**SM339 &#x25aa; Applied Statistics &#x25aa; Spring 2024 &#x25aa; Uhan**

# Lesson 17. Assessing Multiple Linear Regression Models, cont. 

## The coefficient of (multiple) determination $R^2$

- Recall the multiple linear regression model:

$$ Y = \beta_0 + \beta_1 X_1 + \cdots + \beta_k X_k + \varepsilon \quad \text{where} \quad \varepsilon \sim \text{iid } N(0, \sigma_{\varepsilon}^2) $$ 

- Question: __How much of the variation in $Y$ is explained by the model?__

- Formula:

$$ R^2 = \frac{\text{variability explained by model}}{\text{total variability in $Y$}} = \frac{\mathit{SSModel}}{\mathit{SSTotal}} = 1 - \frac{\mathit{SSE}}{\mathit{SSTotal}} $$

- Interpretation:

    - Suppose we fit a multiple linear regression model and the $R^2$ value is 0.75
    
    - Then we would say
        > The linear regression model with explanatory variables <mark>list of explanatory variables</mark> explains 75% of the variability in the response variable <mark>response variable</mark>.

- Things to note:

    - We call $R^2$ the coefficient of _multiple_ determination because we now have multiple predictors
    
    - For simple linear regression, we use $r^2$ (with lowercase $r$) to denote the coefficient of determination because it was the sample correlation $r$ between $X$ and $Y$ squared
    
    - That interpretation does not translate directly to the case with multiple predictors, since each predictor has its own correlation with the response variable
    
    - However, in the multiple linear regression setting, if we calculate the correlation between $y$ (observed) and $\hat{y}$ (fitted) and then square that correlation, we would obtain $R^2$

### Example 1

Continuing with the `RailsTrails` example from the previous lesson...

In [None]:
library(Stat2Data)
data(RailsTrails)

#### a.
How much of the variability in $\mathit{Price2014}$ is explained by the _simple_ linear regression model with _only_ $\mathit{SquareFeet}$ as the predictor?

*Write your notes here.
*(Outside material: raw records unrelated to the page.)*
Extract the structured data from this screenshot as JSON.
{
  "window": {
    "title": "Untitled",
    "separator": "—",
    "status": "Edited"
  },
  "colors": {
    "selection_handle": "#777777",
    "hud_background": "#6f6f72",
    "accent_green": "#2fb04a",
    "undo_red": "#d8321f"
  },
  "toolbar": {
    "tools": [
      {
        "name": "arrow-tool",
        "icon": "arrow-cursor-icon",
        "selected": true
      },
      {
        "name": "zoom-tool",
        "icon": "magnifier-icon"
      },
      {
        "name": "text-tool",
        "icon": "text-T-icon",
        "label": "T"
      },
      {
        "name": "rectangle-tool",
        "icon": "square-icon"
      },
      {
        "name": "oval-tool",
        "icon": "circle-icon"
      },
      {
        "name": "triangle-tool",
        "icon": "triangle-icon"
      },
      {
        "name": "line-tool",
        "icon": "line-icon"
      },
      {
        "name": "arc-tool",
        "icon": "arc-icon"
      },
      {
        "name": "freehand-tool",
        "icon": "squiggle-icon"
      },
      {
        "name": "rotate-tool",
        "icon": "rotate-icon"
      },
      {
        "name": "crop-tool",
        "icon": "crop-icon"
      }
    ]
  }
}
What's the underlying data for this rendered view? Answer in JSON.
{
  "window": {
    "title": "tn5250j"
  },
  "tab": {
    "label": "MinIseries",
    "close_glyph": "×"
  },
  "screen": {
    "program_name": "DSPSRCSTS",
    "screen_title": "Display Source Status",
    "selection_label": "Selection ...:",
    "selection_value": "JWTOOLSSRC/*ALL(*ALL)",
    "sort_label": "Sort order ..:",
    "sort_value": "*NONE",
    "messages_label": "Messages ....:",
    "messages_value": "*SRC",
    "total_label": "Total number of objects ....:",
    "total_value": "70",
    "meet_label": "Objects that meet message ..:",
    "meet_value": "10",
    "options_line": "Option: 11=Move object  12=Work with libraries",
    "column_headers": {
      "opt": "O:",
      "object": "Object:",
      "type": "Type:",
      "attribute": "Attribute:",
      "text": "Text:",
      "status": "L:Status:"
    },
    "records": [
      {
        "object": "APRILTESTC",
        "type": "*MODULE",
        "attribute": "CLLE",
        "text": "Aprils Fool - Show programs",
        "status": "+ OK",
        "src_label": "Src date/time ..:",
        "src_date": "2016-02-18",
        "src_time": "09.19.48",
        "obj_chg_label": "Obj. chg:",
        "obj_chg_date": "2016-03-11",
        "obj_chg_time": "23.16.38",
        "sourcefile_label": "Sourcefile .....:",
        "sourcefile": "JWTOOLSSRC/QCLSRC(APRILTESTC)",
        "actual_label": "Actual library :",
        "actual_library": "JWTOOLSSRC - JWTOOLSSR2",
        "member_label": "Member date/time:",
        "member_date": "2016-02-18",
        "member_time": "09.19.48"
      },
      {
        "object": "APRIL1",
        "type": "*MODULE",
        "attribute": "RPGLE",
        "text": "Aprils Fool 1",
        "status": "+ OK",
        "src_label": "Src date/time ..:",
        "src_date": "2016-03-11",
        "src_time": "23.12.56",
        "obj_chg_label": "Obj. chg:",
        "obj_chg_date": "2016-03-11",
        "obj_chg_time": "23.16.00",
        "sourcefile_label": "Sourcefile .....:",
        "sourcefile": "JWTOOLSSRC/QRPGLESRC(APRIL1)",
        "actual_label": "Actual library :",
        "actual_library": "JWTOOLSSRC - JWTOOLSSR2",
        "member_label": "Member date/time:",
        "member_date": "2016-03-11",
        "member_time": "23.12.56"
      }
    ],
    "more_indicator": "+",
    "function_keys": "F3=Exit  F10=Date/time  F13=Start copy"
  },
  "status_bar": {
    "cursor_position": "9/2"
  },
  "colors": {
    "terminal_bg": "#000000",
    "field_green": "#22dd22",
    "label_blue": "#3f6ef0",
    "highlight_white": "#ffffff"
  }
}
Double-click to edit.*

#### b.
How much of the variability in $\mathit{Price2014}$ is explained by the _simple_ linear regression model with _only_ $\mathit{Distance}$ as the predictor?

*Write your notes here. Double-click to edit.*

#### c.
How much of the variability in  $\mathit{Price2014}$ is explained by the _multiple_ linear regression model with both $\mathit{SquareFeet}$ and $\mathit{Distance}$ as predictors?

*Write your notes here. Double-click to edit.*

## The adjusted coefficient of determination (adjusted $R^2$) 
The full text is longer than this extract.